The phrase "water footprint" was coined to describe the embedded or "virtual" water in a food or industrial product -- the real volume of water used to create that product. It is difficult to avoid using products which have not been involved in a water-intensive process somewhere along the line, and the figures are staggering: it takes 1,760 litres to get one pint of milk out of a cow and into your fridge; a kilogram of cheddar swallows up 5,000 litres.

There is also, of course, plenty of water embedded in everyday activities other than eating, such as washing, cooking and cleaning. The average Brit splashes about 155 litres of water each day, compared with 20 litres for most people living in sub-Saharan Africa. Water might flow freely from our taps, but our small island is not immune to global shortages. Water is a limited commodity, and is becoming more expensive as its supply grows more difficult to guarantee.

How do we get through almost nine times more water each day than someone living in Africa? Thirsty Planet, a bottled water brand which donates part of its profits to the charity Pump Aid, challenged me to survive on 20 litres for 24 hours to find out.

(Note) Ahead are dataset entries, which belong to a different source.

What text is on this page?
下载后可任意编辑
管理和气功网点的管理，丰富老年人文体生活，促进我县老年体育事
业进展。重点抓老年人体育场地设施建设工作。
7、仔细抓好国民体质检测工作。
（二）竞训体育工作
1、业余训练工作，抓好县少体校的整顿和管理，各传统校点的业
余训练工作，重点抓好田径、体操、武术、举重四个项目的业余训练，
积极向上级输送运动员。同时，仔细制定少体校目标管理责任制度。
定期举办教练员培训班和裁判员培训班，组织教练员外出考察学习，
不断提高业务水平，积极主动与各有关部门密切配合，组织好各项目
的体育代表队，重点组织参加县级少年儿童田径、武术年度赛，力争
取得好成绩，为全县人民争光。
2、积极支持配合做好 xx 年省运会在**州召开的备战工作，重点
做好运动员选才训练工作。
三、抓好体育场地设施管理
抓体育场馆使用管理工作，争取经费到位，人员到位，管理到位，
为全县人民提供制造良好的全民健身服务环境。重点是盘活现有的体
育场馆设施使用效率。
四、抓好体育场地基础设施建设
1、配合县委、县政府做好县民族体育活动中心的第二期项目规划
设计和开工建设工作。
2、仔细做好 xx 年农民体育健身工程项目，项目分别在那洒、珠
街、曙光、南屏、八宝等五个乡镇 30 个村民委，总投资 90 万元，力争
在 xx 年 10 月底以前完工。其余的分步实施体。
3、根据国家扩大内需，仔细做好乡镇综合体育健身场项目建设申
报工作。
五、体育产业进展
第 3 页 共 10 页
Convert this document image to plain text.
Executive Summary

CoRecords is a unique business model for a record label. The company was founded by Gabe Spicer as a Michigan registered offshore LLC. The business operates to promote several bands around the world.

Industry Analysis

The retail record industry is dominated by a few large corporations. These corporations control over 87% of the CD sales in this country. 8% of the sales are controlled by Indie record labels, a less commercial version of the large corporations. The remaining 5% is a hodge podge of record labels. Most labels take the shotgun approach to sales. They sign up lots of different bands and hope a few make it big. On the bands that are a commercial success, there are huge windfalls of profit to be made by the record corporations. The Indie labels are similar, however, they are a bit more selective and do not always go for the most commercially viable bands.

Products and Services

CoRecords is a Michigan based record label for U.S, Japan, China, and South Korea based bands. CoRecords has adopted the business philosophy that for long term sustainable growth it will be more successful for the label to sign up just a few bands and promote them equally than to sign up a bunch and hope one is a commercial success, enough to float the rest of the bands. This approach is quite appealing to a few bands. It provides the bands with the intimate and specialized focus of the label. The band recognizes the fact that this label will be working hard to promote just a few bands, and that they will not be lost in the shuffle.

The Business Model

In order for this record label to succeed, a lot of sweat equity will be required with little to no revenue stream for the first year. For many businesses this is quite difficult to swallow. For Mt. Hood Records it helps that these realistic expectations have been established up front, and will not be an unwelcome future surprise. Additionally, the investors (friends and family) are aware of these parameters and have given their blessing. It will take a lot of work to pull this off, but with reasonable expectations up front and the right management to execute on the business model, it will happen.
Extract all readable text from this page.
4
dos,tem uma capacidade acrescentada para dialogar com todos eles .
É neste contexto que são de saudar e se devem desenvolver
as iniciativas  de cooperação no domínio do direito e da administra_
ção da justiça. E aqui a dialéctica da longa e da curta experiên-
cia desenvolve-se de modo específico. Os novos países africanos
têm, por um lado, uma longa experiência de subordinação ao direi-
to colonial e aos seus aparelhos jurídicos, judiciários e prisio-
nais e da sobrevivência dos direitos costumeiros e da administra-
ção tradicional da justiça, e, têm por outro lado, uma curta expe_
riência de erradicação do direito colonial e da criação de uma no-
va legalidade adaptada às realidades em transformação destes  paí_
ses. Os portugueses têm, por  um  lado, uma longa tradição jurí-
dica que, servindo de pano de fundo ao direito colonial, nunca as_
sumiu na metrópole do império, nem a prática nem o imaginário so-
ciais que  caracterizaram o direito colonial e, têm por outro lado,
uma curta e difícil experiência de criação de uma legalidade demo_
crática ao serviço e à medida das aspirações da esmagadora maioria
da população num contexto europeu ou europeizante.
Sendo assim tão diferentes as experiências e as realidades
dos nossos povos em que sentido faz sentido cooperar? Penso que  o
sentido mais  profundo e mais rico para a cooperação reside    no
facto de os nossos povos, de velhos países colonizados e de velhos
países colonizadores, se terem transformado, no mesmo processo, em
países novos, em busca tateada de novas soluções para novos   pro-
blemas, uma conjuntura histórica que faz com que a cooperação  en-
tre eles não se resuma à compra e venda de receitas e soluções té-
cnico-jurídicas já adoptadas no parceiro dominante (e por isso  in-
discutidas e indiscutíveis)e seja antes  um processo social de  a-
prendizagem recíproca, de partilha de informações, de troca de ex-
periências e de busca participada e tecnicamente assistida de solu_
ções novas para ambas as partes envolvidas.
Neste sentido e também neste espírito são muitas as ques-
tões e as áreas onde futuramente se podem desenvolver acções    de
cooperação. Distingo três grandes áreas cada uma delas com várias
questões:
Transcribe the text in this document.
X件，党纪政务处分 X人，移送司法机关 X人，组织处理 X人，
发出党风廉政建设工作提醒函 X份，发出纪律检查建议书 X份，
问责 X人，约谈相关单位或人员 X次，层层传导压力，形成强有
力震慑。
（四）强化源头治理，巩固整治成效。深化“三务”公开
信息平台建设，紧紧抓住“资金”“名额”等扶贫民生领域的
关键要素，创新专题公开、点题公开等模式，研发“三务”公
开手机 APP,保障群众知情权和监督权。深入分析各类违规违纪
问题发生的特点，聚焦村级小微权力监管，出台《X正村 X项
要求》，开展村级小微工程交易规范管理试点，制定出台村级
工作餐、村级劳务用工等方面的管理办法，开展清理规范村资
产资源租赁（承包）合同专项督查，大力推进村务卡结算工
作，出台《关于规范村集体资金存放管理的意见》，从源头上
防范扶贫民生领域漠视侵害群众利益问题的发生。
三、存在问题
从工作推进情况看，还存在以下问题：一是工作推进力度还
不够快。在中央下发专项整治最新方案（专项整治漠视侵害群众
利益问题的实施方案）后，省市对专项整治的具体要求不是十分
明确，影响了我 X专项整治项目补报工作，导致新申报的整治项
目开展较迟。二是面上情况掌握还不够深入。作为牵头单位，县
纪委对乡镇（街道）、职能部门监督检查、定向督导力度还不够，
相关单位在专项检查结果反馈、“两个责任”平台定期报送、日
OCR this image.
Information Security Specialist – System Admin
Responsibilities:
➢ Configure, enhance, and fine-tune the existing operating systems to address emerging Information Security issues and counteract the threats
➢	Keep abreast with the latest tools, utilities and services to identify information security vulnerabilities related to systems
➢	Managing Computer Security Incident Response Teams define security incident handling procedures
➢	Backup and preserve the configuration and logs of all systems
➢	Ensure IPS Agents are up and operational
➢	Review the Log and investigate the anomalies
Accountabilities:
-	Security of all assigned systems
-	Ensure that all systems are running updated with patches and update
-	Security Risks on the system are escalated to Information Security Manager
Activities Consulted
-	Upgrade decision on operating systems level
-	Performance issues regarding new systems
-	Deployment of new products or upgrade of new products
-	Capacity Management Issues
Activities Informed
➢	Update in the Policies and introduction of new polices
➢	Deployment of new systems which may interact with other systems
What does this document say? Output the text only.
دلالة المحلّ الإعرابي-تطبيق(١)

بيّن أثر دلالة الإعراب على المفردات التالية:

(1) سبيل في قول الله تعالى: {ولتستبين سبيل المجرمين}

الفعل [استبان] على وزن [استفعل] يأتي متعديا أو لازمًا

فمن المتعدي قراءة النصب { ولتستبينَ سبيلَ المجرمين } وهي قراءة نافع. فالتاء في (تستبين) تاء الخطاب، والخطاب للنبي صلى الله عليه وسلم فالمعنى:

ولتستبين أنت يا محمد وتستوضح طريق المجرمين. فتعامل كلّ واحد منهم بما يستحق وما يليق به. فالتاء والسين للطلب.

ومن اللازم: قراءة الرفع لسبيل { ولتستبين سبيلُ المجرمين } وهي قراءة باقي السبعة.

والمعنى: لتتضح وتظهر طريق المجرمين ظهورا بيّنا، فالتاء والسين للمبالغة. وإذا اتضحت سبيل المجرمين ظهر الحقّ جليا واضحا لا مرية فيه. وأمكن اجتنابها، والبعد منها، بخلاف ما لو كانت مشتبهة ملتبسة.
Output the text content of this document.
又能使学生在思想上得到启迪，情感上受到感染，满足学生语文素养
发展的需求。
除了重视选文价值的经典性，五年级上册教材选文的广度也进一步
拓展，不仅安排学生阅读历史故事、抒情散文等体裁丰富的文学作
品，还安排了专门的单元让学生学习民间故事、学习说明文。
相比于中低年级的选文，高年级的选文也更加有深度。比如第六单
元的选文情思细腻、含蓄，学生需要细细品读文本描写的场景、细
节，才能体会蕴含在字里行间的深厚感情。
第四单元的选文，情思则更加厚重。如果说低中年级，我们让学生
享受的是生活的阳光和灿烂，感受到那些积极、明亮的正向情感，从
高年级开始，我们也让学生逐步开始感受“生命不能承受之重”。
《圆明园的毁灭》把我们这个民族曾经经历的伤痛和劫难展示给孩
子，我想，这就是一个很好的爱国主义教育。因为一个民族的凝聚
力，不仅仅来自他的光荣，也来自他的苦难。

I discovered pretty quickly that we waste the larger part of those 155 litres, by leaving the tap on while brushing our teeth, over-filling kettles (this wastes electricity, too), luxuriating in hot baths filled to the brim, and running the dishwasher or washing machine half-empty. These bad habits seemed easy to fix, though, and I was confident surviving on the 20 litres would prove a doddle. My "preparatory techniques" (you might call this cheating) were to shower and wash my hair the evening before beginning the challenge, and to skip washing any clothes or dishes for the day.

When I wake up, I fill a measuring jug with one litre of water, which I use to wash in, and clean my teeth. I boil about 250ml for a cup of tea and drink a glass of water. As the morning wears on I need to go to the toilet. A single flush of a toilet consigns between six and 10 litres of clean water to the sewers, and I fear this is where I may come unstuck as the day progresses. Instead, I duck out of the loo without flushing and substitute hand washing for a squirt of hand gel.

"If it's yellow, let it mellow. If it's brown, flush it down," advises Thirsty Planet on the toilet flushing issue. I pretty much follow this rule in my own home anyway, but not at work or in someone else's home. No way. As I buy my lunch from the office canteen, I don't use any of my water allowance for cooking. I factor in a couple of litres, hoping the salad I eat has been washed. I have no way of knowing if it was given a quick rinse in a small tub of water or waved under a running tap, which gushes out five litres a minute. Forget indulgent toilet flushing, the water "embedded" in all food items is the real culprit.

Growing a bag of mixed salad in Kenya, where a good proportion of the UK's vegetables arrive from, uses about 300 litres of water. That is before the leaves have been washed, processed and packed in the ready-to-use bags of which we're so fond. It takes between 2,000 and 5,000 litres of water to grow just 1kg of rice, 1,000 litres for 1kg of wheat, and 500 litres for 1kg of potatoes.